It was an historic occasion. I arrived with my cameraman, Bob Chappell, and his first assistant, Eric Zimmerman, within a few days of the 150th anniversary of the fall of Sebastopol on September 8, 1855. The airport at Simferopol — the Crimea’s capital — was clotted with dozens of elderly British tourists arrived on the afternoon flight from Istanbul. For a brief moment I had this fantasy that I would make a movie about people at the end of their lives reaching back into some unknowable past, trying to recover something perhaps unknowable about their own past. I would follow them about. Record their attempts to reconnect with history. [emphasis added]
In one offhand comment made and dismissed, it feels like Errol Morris summed up the entirety of the reason I decided to start making films myself, way back in ought one. Kind of wish he’d done it sooner, but hey.
There’s blogging about making films, and there’s Blogging About Making Films.
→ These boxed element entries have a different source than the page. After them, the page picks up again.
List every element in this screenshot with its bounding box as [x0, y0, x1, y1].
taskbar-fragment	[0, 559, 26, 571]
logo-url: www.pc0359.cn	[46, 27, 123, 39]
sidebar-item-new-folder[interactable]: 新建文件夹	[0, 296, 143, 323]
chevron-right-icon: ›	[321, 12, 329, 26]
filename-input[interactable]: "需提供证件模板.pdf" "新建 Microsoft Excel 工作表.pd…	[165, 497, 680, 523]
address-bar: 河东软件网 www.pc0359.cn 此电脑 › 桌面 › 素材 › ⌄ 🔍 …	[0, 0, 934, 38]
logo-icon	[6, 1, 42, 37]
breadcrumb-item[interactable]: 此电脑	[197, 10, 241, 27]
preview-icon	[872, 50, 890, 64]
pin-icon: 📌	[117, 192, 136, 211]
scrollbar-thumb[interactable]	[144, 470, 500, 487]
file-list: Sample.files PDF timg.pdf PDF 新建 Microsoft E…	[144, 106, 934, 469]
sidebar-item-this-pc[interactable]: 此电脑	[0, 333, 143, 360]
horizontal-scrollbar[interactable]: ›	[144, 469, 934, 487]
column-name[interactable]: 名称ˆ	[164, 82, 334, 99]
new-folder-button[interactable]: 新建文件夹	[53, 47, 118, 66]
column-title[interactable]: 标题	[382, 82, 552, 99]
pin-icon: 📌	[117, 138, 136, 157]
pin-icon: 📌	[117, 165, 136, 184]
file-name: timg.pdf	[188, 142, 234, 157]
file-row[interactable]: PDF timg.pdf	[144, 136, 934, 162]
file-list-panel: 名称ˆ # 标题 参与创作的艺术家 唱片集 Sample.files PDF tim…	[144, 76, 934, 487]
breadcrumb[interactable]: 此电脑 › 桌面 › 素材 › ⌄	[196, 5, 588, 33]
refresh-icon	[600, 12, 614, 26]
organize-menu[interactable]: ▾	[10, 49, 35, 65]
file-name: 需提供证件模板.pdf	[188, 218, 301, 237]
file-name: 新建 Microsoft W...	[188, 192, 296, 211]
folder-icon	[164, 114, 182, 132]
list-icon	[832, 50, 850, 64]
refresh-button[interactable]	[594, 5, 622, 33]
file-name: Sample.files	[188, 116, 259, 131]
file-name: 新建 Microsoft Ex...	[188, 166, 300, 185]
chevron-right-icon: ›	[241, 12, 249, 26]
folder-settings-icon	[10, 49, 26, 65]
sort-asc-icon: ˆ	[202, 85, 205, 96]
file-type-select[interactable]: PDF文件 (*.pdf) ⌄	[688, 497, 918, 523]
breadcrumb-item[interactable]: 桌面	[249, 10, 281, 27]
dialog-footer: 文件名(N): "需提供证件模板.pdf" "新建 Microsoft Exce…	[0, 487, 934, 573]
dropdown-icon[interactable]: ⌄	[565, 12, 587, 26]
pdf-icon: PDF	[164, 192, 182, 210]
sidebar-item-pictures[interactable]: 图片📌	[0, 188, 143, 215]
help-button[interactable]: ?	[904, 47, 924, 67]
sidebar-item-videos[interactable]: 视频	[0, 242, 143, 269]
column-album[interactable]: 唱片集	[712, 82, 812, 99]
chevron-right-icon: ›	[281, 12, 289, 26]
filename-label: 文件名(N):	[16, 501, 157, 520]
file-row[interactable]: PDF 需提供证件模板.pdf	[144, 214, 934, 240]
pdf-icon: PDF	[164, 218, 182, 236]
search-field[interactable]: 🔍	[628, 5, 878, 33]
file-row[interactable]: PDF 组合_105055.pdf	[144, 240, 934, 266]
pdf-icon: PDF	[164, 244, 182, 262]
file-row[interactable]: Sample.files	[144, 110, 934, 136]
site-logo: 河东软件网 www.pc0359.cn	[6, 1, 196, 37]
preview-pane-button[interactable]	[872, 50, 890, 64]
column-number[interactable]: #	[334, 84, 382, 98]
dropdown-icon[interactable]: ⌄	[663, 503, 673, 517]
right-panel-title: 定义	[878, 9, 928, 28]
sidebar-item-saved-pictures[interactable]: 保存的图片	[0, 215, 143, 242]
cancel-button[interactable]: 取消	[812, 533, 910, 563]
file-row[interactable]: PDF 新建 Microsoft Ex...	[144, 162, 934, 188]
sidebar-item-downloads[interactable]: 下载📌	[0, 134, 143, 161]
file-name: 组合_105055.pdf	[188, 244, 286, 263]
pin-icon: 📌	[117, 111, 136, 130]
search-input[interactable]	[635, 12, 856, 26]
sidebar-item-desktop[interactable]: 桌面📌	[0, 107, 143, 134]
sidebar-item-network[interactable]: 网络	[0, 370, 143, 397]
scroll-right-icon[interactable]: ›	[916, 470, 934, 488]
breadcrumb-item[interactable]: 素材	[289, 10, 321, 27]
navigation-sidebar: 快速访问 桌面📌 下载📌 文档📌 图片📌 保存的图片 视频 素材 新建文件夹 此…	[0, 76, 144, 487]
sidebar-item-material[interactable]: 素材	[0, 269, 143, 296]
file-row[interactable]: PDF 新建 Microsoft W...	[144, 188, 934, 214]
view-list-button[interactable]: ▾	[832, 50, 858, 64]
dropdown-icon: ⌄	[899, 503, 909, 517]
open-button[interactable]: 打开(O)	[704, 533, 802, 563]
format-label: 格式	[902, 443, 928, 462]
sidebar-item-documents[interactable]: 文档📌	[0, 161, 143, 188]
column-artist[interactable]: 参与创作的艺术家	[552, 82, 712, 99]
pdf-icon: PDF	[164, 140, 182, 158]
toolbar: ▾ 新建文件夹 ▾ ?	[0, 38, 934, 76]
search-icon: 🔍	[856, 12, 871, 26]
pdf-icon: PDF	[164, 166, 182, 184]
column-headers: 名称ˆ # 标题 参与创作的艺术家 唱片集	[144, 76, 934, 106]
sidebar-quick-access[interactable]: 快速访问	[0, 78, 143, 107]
Morris’s NYTimes blog account of discovering the circumstances behind Roger Fenton’s iconic 1854 photos of the Crimean War is dense and long and convoluted, and absolutely fantastic. Part two went up last night [Part one has been up a while.]
Of course, this is no random blog brain dump, but I suspect it will be part of the book written with Philip Gourevitch that accompanies his next film, Standard Operating Procedure. If not, it should be.